It happens even to the best of them, moist and sweet homemade blueberry muffins, made with care and love, but that end up with unsightly green blobs of what should have been pretty purplish blueberries. The taste is the same, but the color of the blueberries wasn’t expected. That, my friends, is anthocyanin‘s fault. But actually, to be more precise, the pH of the muffin batter also has a role in this story.
What is anthocyanin?
I guess I should actually say “anthocyanins,” plural because actually anthocyanins are a family of similar compounds. They are the antioxidants in plants, like leaves and berries, and they are responsible for much of the color you see on the tables at the farmer’s markets, from red cabbage and purple corn to many different types of berries, cherries, and grapes. The anthocyanins are not to be confused with the carotenoids (like beta-carotene): carrots get their orange color (and even purple color) from beta-carotene, while blueberries get their violet-blue tones from cyanidin 3-glucoside (an anthocyanin).
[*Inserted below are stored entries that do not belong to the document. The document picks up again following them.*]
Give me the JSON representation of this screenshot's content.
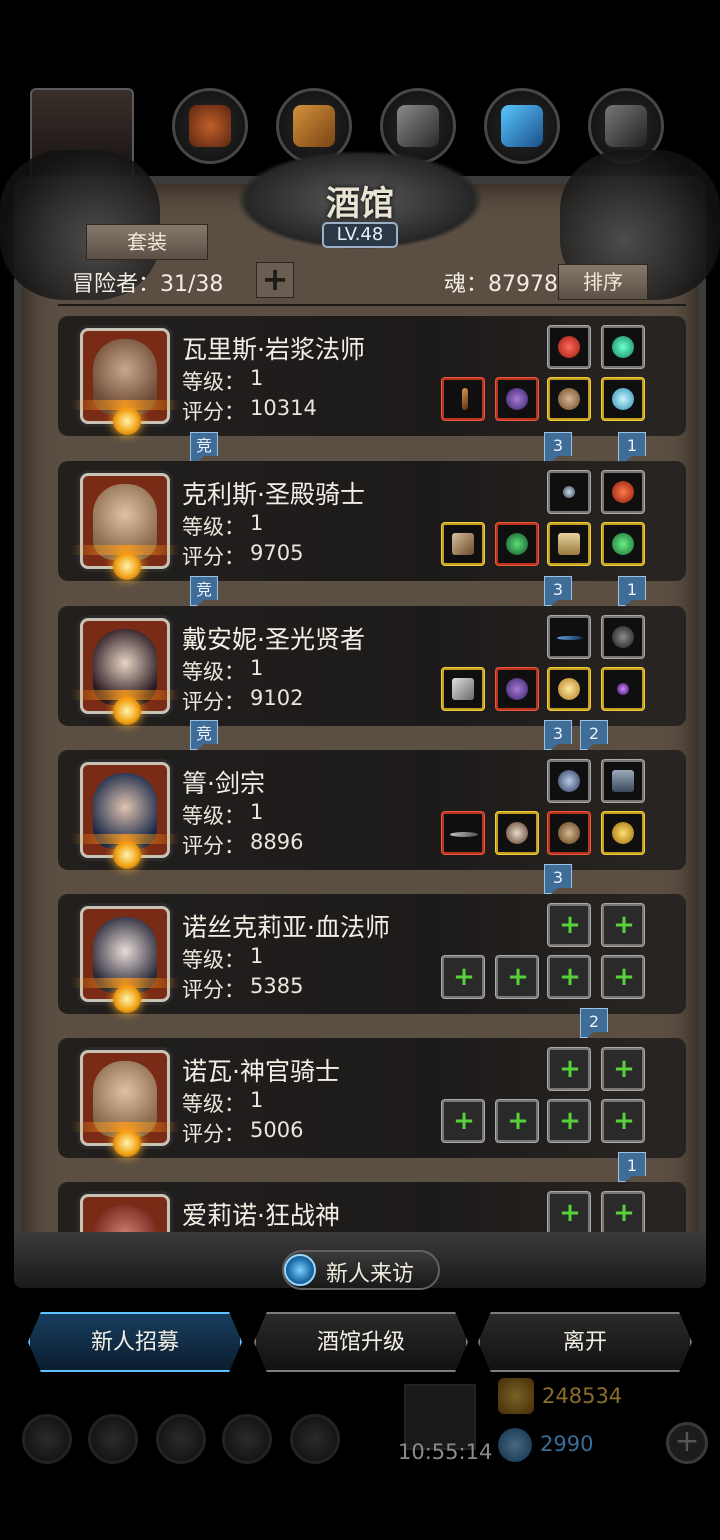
{
  "header": {
    "title": "酒馆",
    "level": "LV.48"
  },
  "controls": {
    "suit_label": "套装",
    "adventurers_label": "冒险者：",
    "adventurers_count": "31/38",
    "add_label": "+",
    "soul_label": "魂：",
    "soul_value": "87978",
    "sort_label": "排序"
  },
  "heroes": [
    {
      "name": "瓦里斯·岩浆法师",
      "level_label": "等级：",
      "level": "1",
      "score_label": "评分：",
      "score": "10314"
    },
    {
      "name": "克利斯·圣殿骑士",
      "level_label": "等级：",
      "level": "1",
      "score_label": "评分：",
      "score": "9705"
    },
    {
      "name": "戴安妮·圣光贤者",
      "level_label": "等级：",
      "level": "1",
      "score_label": "评分：",
      "score": "9102"
    },
    {
      "name": "箐·剑宗",
      "level_label": "等级：",
      "level": "1",
      "score_label": "评分：",
      "score": "8896"
    },
    {
      "name": "诺丝克莉亚·血法师",
      "level_label": "等级：",
      "level": "1",
      "score_label": "评分：",
      "score": "5385"
    },
    {
      "name": "诺瓦·神官骑士",
      "level_label": "等级：",
      "level": "1",
      "score_label": "评分：",
      "score": "5006"
    },
    {
      "name": "爱莉诺·狂战神"
    }
  ],
  "tags": {
    "compete": "竞",
    "t1": "1",
    "t2": "2",
    "t3": "3"
  },
  "bottom": {
    "new_visitor": "新人来访",
    "recruit": "新人招募",
    "upgrade": "酒馆升级",
    "leave": "离开",
    "timer": "10:55:14",
    "gold": "248534",
    "gems": "2990"
  },
  "colors": {
    "accent_blue": "#5ec3ff",
    "frame_brown": "#5b4f43",
    "green_plus": "#59d23a"
  }
}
Why do anthocyanins change color?
Anthocyanins are actually really good pH indicators: they change color depending on if they are in an acidic, neutral, or basic (alkaline) environment. The color changes observed vary from one anthocyanin to another, but for cyanidin 3-glucoside, the anthocyanin found in blueberries, the color varies from red to violet to blue or even green (from low, acidic pH to higher, alkaline pH). A change in pH entails a small change in the structure of anthocyanins, like cyanidin 3-glucoside, thereby affecting how anthocyanins absorb/reflect light rays: they change colors.
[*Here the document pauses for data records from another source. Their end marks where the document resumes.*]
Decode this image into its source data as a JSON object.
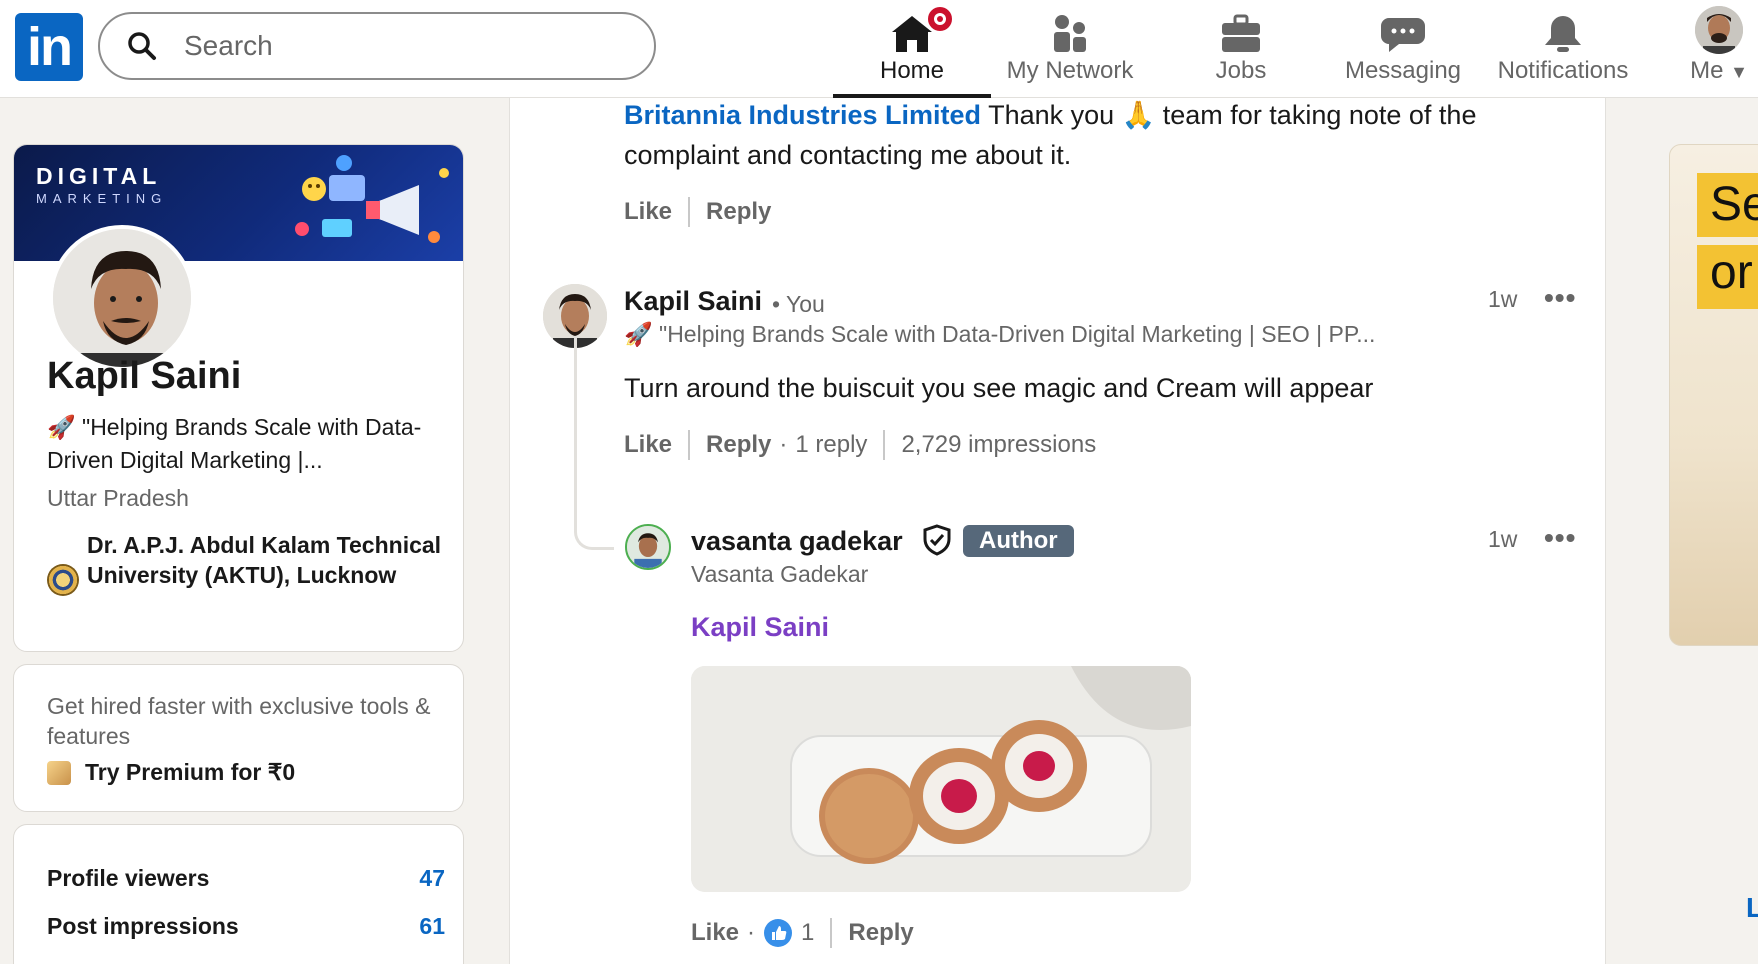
{
  "nav": {
    "logo": "in",
    "search_placeholder": "Search",
    "items": [
      {
        "label": "Home"
      },
      {
        "label": "My Network"
      },
      {
        "label": "Jobs"
      },
      {
        "label": "Messaging"
      },
      {
        "label": "Notifications"
      },
      {
        "label": "Me"
      }
    ]
  },
  "profile": {
    "banner_title": "DIGITAL",
    "banner_subtitle": "MARKETING",
    "name": "Kapil Saini",
    "headline": "🚀 \"Helping Brands Scale with Data-Driven Digital Marketing |...",
    "location": "Uttar Pradesh",
    "education": "Dr. A.P.J. Abdul Kalam Technical University (AKTU), Lucknow"
  },
  "premium": {
    "text": "Get hired faster with exclusive tools & features",
    "cta": "Try Premium for ₹0"
  },
  "stats": [
    {
      "label": "Profile viewers",
      "value": "47"
    },
    {
      "label": "Post impressions",
      "value": "61"
    }
  ],
  "comment_prev": {
    "mention": "Britannia Industries Limited",
    "text_a": " Thank you 🙏 team for taking note of the",
    "text_b": "complaint and contacting me about it.",
    "like": "Like",
    "reply": "Reply"
  },
  "comment_main": {
    "name": "Kapil Saini",
    "you": "• You",
    "headline": "🚀 \"Helping Brands Scale with Data-Driven Digital Marketing | SEO | PP...",
    "time": "1w",
    "more": "•••",
    "text": "Turn around the buiscuit you see magic and Cream will appear",
    "like": "Like",
    "reply": "Reply",
    "replies": "1 reply",
    "impressions": "2,729 impressions"
  },
  "reply": {
    "name": "vasanta gadekar",
    "badge": "Author",
    "sub": "Vasanta Gadekar",
    "time": "1w",
    "more": "•••",
    "mention": "Kapil Saini",
    "like": "Like",
    "reactions": "1",
    "reply": "Reply"
  },
  "ad": {
    "line1": "Se",
    "line2": "or"
  },
  "right_link": "L"
}
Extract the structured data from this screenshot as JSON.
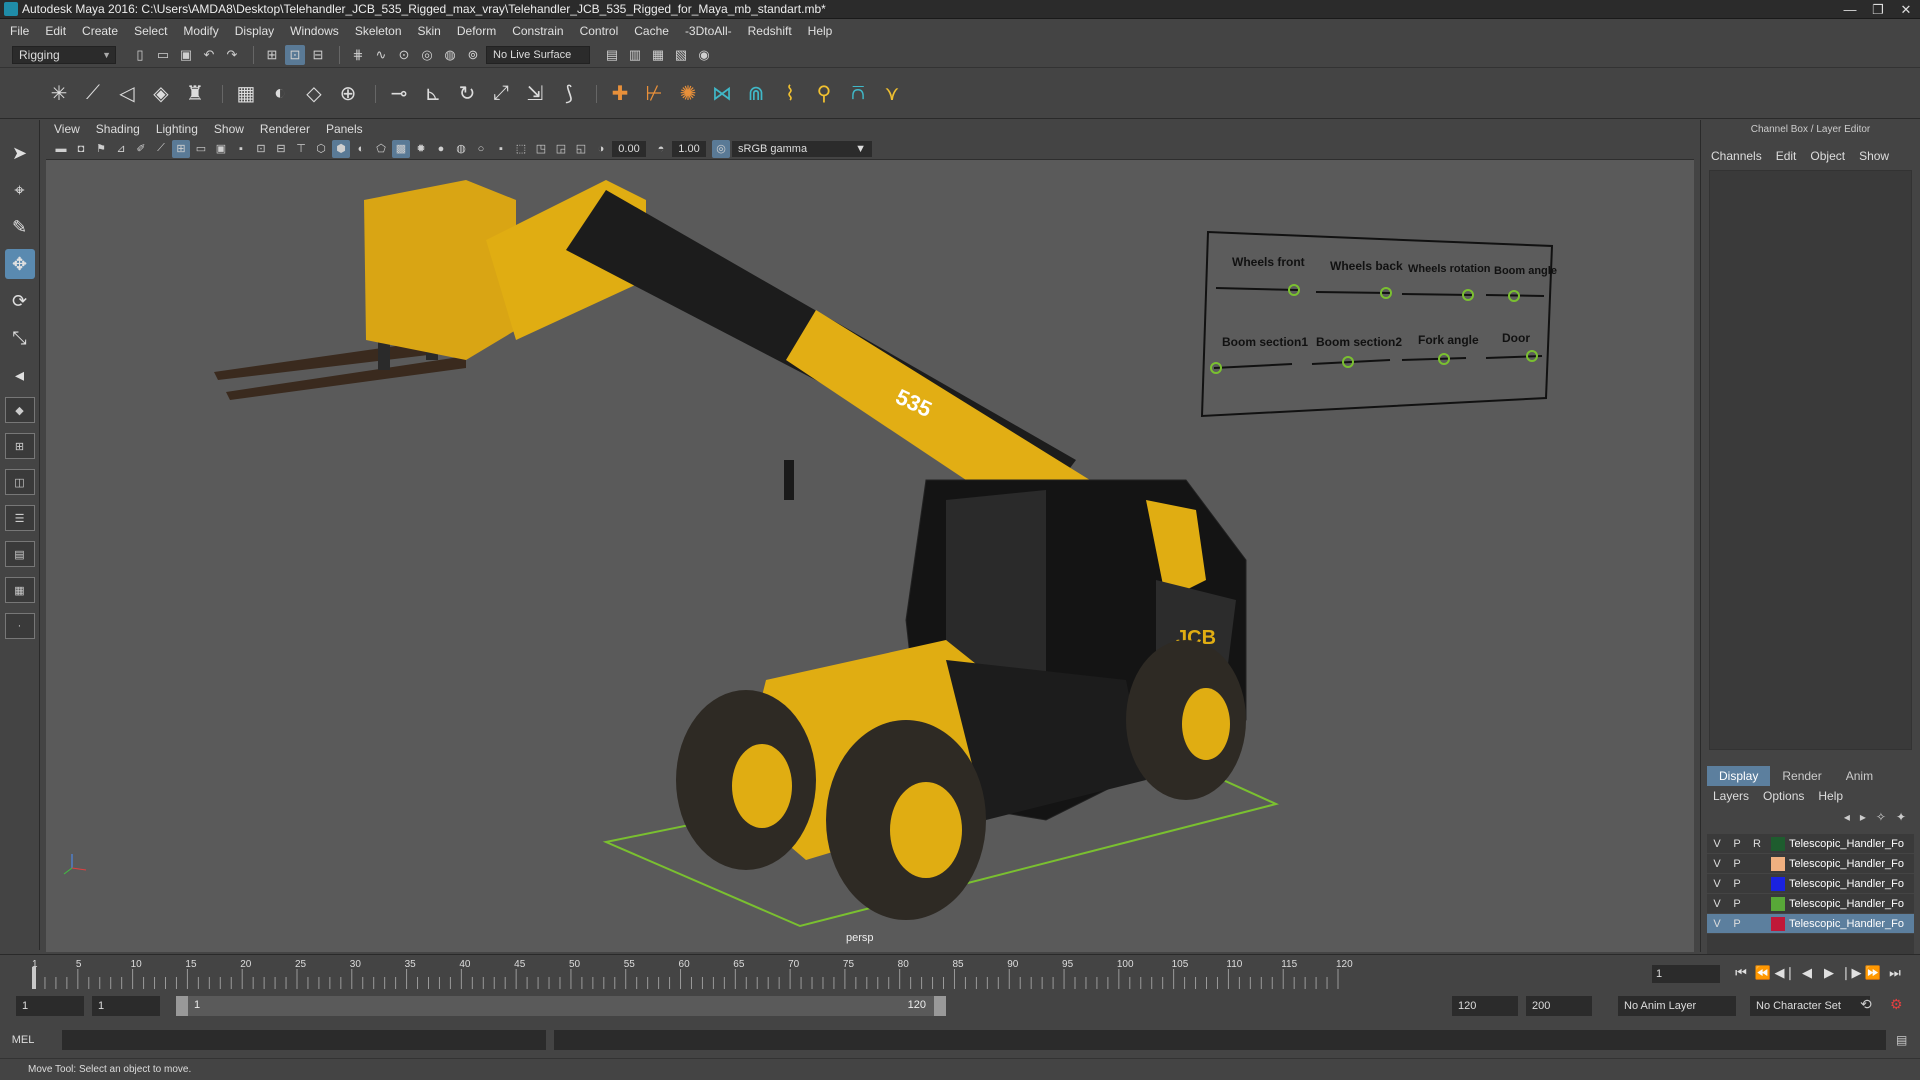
{
  "window": {
    "title": "Autodesk Maya 2016: C:\\Users\\AMDA8\\Desktop\\Telehandler_JCB_535_Rigged_max_vray\\Telehandler_JCB_535_Rigged_for_Maya_mb_standart.mb*",
    "minimize": "—",
    "maximize": "❐",
    "close": "✕"
  },
  "menu": [
    "File",
    "Edit",
    "Create",
    "Select",
    "Modify",
    "Display",
    "Windows",
    "Skeleton",
    "Skin",
    "Deform",
    "Constrain",
    "Control",
    "Cache",
    "-3DtoAll-",
    "Redshift",
    "Help"
  ],
  "status": {
    "mode": "Rigging",
    "live_surface": "No Live Surface"
  },
  "viewport": {
    "menu": [
      "View",
      "Shading",
      "Lighting",
      "Show",
      "Renderer",
      "Panels"
    ],
    "exposure": "0.00",
    "gamma": "1.00",
    "color_space": "sRGB gamma",
    "camera": "persp"
  },
  "controls_board": {
    "row1": [
      "Wheels front",
      "Wheels back",
      "Wheels rotation",
      "Boom angle"
    ],
    "row2": [
      "Boom section1",
      "Boom section2",
      "Fork angle",
      "Door"
    ]
  },
  "vehicle": {
    "model_badge": "535",
    "brand": "JCB"
  },
  "channel_box": {
    "header": "Channel Box / Layer Editor",
    "menu": [
      "Channels",
      "Edit",
      "Object",
      "Show"
    ]
  },
  "layer_editor": {
    "tabs": [
      "Display",
      "Render",
      "Anim"
    ],
    "menu": [
      "Layers",
      "Options",
      "Help"
    ],
    "layers": [
      {
        "v": "V",
        "p": "P",
        "r": "R",
        "color": "#1e5c2e",
        "name": "Telescopic_Handler_Fo"
      },
      {
        "v": "V",
        "p": "P",
        "r": "",
        "color": "#f0b080",
        "name": "Telescopic_Handler_Fo"
      },
      {
        "v": "V",
        "p": "P",
        "r": "",
        "color": "#1a22e0",
        "name": "Telescopic_Handler_Fo"
      },
      {
        "v": "V",
        "p": "P",
        "r": "",
        "color": "#58a838",
        "name": "Telescopic_Handler_Fo"
      },
      {
        "v": "V",
        "p": "P",
        "r": "",
        "color": "#c01838",
        "name": "Telescopic_Handler_Fo"
      }
    ]
  },
  "timeline": {
    "ticks": [
      "5",
      "10",
      "15",
      "20",
      "25",
      "30",
      "35",
      "40",
      "45",
      "50",
      "55",
      "60",
      "65",
      "70",
      "75",
      "80",
      "85",
      "90",
      "95",
      "100",
      "105",
      "110",
      "115",
      "120"
    ],
    "first_tick": "1",
    "current_frame": "1",
    "playhead_frame": 1,
    "range_start": 1,
    "range_end": 120
  },
  "range": {
    "start": "1",
    "playback_start": "1",
    "slider_start": "1",
    "slider_end": "120",
    "playback_end": "120",
    "end": "200",
    "anim_layer": "No Anim Layer",
    "character_set": "No Character Set"
  },
  "command": {
    "label": "MEL"
  },
  "help": {
    "text": "Move Tool: Select an object to move."
  },
  "colors": {
    "accent": "#5c7f9e",
    "jcb_yellow": "#e8b010",
    "grid_green": "#7ac030"
  }
}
What do anthocyanins have to do with the color of the blueberries in my muffins?
The answer is easy: does your recipe have a lot of baking soda, with the hopes of giving those muffins lots of oomph and volume? If there aren’t enough acidic ingredients in your recipe to balance out that alkaline baking soda, then your muffin batter will be basic (alkaline)… your blueberry muffins will probably have splotches of green berries, instead of violet.
If your favourite blueberry muffin recipe yields the best muffins you’ve ever tasted, but the blueberries end up an unfortunate green, know that it’s not the end of the world, but if that green color bothers you, make a note. In the next batch, consider adding in a little extra vinegar (or buttermilk, or whatever acid that is called for in the recipe) to balance out the extra baking soda, or you could even use a touch less baking soda in the next recipe.